Regional and global markets are developing for the recycled elements harvested from electric vehicle battery power.

Daniel Horn of Germany’s Fraunhofer Institute.
Daniel Horn of Germany’s Fraunhofer Institute.

As more electric vehicles (EVs) enter the end-of-life vehicle (ELV) stream, the battery packs that power them can supply “valuable raw materials,” according to several presenters at the 2019 E-Mobility & Circular Economy (EMCE 2019) conference. That event, organized by Switzerland-based ICM AG and held in Tokyo July 1-3, included presentations on how “active materials” that can re-enter the battery manufacturing process are being harvested from EV battery packs.

Daniel Horn of the Fraunhofer Research Institution for Materials Recycling and Resource Strategies (IWKS) in Hanau, Germany, said his institute has been engaged in research that has as its premise that end-of-life EV batteries “constitute an important source of raw materials.”

Some of that research looks at alternatives to what Horn called “the old way” of recycling such batteries, which involves a high-temperature furnace and considerable slag. Fraunhofer is instead developing physical and mechanical separation techniques to prepare active materials (such as cobalt and lithium) for a hydrometallurgical process at the tail end.

A pilot plant set up by Fraunhofer IWKS involves an “electrohydraulic fragmentation” machine, or a wet shredding process that uses pressure to waves to “crush battery cells at their weakest points” to undertake “component-specific fragmentation of the batteries.” What is ultimately produced includes a plastics stream, a metals stream and the “active ingredients” stream of elements such as cobalt and lithium.

Initial results, said Horn, indicate the process can capture “up to 90 percent” of the value in some battery cells via a process with one-third the carbon footprint of competing processes.

In the conference’s host nation of Japan, JX Nippon Mining & Metals is a long-time smelter operator that is exploring how to best handle EV lithium-ion batteries (LIBs). Unlike the Fraunhofer pilot plant, JX Nippon starts with an incinerator step, and follows with crushing, screening and leaching steps to separate the active materials.
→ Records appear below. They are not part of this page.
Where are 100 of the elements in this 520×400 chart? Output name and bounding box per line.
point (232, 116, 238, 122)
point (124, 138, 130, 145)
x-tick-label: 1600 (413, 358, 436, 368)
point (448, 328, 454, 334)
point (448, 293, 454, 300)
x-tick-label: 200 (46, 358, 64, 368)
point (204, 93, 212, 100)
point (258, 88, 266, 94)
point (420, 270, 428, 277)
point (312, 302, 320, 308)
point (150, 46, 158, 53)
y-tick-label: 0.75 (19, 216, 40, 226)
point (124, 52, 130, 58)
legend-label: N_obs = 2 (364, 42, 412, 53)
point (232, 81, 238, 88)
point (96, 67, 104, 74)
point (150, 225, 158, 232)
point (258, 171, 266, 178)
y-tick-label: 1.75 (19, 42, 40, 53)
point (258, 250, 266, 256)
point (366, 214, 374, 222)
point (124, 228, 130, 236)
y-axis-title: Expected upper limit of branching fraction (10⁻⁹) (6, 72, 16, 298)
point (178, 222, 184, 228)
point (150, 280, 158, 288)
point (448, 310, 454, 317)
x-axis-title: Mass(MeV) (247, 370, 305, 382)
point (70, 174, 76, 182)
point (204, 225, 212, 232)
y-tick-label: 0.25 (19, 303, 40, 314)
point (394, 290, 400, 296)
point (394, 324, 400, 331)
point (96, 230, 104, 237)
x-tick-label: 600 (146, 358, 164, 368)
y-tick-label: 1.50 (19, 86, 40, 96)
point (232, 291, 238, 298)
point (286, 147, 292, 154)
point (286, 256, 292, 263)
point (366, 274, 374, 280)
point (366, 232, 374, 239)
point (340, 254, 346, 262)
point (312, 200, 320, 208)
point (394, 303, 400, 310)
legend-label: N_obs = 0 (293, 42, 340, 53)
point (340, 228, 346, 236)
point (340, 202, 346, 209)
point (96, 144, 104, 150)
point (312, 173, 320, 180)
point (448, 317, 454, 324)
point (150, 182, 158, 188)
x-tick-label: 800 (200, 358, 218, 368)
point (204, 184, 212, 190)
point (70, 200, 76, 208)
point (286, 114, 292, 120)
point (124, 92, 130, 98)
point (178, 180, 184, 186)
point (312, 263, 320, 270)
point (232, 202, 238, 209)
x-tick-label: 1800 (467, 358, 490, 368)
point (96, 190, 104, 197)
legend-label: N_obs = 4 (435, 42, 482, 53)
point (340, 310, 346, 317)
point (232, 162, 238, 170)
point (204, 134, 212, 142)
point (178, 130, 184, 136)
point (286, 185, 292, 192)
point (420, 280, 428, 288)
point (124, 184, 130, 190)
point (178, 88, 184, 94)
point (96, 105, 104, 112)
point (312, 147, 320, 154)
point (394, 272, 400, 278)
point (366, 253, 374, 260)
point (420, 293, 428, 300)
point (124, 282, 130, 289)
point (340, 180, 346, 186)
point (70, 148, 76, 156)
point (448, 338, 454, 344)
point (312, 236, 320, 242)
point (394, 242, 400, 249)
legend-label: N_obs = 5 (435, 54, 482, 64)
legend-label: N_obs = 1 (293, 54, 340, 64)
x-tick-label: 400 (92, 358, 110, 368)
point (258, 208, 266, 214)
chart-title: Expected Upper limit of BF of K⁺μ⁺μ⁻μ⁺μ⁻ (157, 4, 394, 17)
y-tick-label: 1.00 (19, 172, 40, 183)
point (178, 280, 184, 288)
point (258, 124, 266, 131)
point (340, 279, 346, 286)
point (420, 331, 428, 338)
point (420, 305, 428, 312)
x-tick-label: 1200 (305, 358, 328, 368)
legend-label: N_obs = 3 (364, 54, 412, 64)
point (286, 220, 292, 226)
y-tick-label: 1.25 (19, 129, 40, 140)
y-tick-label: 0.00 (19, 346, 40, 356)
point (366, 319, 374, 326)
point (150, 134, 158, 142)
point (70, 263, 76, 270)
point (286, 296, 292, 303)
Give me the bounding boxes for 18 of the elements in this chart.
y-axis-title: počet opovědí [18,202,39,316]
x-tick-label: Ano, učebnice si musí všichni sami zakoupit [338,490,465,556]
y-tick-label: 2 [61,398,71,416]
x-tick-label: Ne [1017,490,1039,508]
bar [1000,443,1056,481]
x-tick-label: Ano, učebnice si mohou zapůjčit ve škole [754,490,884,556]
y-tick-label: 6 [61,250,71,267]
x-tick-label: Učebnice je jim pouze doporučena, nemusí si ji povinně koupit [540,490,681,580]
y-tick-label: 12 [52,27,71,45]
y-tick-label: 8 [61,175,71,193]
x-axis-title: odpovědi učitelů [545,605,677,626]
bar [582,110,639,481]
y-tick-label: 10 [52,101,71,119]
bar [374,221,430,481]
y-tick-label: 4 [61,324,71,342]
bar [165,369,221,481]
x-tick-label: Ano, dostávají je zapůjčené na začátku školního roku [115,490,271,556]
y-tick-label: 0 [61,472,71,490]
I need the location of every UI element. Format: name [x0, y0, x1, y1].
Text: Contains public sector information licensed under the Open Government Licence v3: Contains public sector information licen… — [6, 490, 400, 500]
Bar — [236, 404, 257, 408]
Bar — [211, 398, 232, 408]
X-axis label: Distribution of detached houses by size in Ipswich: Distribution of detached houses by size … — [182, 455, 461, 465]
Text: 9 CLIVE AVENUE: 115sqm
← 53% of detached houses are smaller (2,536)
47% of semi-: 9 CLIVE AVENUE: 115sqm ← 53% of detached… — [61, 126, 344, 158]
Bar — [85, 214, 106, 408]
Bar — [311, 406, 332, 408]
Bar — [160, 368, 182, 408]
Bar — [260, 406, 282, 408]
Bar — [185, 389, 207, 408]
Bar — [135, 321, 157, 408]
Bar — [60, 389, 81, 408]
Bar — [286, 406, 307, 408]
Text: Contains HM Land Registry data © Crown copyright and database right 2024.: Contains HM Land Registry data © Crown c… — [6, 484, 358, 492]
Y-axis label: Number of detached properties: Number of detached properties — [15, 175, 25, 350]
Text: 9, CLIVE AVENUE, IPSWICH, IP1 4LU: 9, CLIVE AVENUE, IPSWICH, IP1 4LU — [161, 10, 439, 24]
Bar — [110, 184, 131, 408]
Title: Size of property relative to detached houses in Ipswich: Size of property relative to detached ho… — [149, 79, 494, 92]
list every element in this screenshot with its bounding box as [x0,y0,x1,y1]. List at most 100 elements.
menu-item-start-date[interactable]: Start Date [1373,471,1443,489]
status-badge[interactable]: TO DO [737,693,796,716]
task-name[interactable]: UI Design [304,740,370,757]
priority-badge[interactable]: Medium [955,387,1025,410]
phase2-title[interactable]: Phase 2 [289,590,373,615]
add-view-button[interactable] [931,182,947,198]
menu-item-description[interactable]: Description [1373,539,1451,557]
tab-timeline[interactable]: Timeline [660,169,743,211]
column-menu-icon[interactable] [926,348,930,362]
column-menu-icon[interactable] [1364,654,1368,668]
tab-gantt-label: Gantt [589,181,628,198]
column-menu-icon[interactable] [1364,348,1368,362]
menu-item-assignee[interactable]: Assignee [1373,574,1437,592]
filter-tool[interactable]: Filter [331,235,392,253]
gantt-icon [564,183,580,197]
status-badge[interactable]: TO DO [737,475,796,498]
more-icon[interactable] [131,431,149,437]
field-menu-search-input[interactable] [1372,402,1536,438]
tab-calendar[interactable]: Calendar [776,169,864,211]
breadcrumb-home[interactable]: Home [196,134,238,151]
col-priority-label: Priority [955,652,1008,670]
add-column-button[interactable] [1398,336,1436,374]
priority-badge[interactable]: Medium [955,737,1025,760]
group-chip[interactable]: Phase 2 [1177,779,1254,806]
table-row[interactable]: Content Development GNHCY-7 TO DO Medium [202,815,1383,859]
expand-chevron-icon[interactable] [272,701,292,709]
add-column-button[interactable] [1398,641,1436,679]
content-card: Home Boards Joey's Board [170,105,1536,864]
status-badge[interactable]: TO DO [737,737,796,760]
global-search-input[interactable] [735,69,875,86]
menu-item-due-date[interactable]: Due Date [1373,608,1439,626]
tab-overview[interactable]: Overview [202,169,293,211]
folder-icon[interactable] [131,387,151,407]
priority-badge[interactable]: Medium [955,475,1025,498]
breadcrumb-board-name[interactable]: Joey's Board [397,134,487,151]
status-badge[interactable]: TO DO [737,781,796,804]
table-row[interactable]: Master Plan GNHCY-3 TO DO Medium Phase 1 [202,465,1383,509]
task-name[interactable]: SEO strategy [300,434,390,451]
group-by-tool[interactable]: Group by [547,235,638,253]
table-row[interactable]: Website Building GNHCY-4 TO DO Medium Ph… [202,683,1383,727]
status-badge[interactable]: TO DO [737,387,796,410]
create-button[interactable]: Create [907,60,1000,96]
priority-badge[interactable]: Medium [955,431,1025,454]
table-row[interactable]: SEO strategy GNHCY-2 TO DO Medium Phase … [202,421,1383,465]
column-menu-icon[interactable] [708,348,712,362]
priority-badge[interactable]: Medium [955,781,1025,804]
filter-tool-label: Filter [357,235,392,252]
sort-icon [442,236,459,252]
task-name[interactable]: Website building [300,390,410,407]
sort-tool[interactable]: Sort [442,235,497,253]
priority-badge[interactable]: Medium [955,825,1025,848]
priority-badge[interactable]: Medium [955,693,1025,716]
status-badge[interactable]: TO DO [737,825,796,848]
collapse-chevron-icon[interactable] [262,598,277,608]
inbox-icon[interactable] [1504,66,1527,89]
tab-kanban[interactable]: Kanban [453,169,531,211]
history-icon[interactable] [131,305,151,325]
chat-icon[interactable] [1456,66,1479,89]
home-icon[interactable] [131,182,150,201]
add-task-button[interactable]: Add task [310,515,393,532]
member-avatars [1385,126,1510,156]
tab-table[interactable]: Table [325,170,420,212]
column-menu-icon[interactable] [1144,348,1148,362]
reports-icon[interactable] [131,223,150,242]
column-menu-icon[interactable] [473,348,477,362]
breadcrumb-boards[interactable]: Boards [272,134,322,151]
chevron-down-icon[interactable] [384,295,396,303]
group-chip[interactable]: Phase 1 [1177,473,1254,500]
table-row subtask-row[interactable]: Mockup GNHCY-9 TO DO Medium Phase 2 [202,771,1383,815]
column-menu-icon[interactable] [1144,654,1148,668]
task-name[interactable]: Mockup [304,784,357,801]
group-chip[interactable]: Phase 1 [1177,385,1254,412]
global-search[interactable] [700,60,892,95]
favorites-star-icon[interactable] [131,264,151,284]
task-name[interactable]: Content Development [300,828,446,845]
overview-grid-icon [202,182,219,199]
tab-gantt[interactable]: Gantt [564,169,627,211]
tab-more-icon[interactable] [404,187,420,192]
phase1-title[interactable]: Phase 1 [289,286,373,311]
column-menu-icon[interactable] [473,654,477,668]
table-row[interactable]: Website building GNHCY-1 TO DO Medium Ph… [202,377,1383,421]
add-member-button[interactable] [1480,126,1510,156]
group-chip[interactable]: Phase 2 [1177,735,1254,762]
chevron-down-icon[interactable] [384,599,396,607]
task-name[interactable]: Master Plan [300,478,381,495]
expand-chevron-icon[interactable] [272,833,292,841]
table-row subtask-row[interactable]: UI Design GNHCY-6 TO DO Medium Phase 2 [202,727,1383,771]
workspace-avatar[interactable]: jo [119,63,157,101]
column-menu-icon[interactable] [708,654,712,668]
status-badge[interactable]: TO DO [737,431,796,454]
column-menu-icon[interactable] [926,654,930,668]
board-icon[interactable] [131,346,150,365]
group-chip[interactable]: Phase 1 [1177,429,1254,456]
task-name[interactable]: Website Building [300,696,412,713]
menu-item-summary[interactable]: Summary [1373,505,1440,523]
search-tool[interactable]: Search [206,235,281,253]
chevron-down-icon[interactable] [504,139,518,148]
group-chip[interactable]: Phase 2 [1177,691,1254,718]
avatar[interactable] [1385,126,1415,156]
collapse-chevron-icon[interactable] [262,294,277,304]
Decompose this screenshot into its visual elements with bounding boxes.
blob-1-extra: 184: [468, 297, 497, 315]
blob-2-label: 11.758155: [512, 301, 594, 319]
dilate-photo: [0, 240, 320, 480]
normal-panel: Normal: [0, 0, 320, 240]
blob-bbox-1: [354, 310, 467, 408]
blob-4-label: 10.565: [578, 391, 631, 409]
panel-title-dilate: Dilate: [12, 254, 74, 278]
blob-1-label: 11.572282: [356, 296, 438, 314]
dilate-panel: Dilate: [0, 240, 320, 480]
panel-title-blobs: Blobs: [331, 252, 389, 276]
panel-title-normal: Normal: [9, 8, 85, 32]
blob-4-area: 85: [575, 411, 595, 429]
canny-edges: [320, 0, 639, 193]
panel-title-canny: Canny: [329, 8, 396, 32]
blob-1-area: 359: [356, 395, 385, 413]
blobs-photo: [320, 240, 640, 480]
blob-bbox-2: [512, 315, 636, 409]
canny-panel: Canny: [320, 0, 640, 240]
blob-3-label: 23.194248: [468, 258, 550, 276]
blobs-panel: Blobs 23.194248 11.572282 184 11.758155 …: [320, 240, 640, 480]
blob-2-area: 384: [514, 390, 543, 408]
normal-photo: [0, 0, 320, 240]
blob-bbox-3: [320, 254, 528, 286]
According to the company’s Hirotaka Ariyoshi, JX Nippon is able to extract marketable manganese carbonate, nickel sulfate, cobalt sulfate and lithium carbonate via its process. Ariyoshi described the cobalt sulfate produced as a “high-purity” product that can be used to make new batteries.

Professor Kenichi Togawa of Kumamoto University in Japan described two cases where companies have been refurbishing larger battery packs in Japan. One company is remanufacturing nickel-metal hydride forklift batteries while another firm has opened a plant to remanufacture the batteries used in the Nissan Leaf EV.

EMCE 2019, which featured plant tours, workshops, conference sessions and an exhibit hall, was July 1-3 at the Westin Tokyo.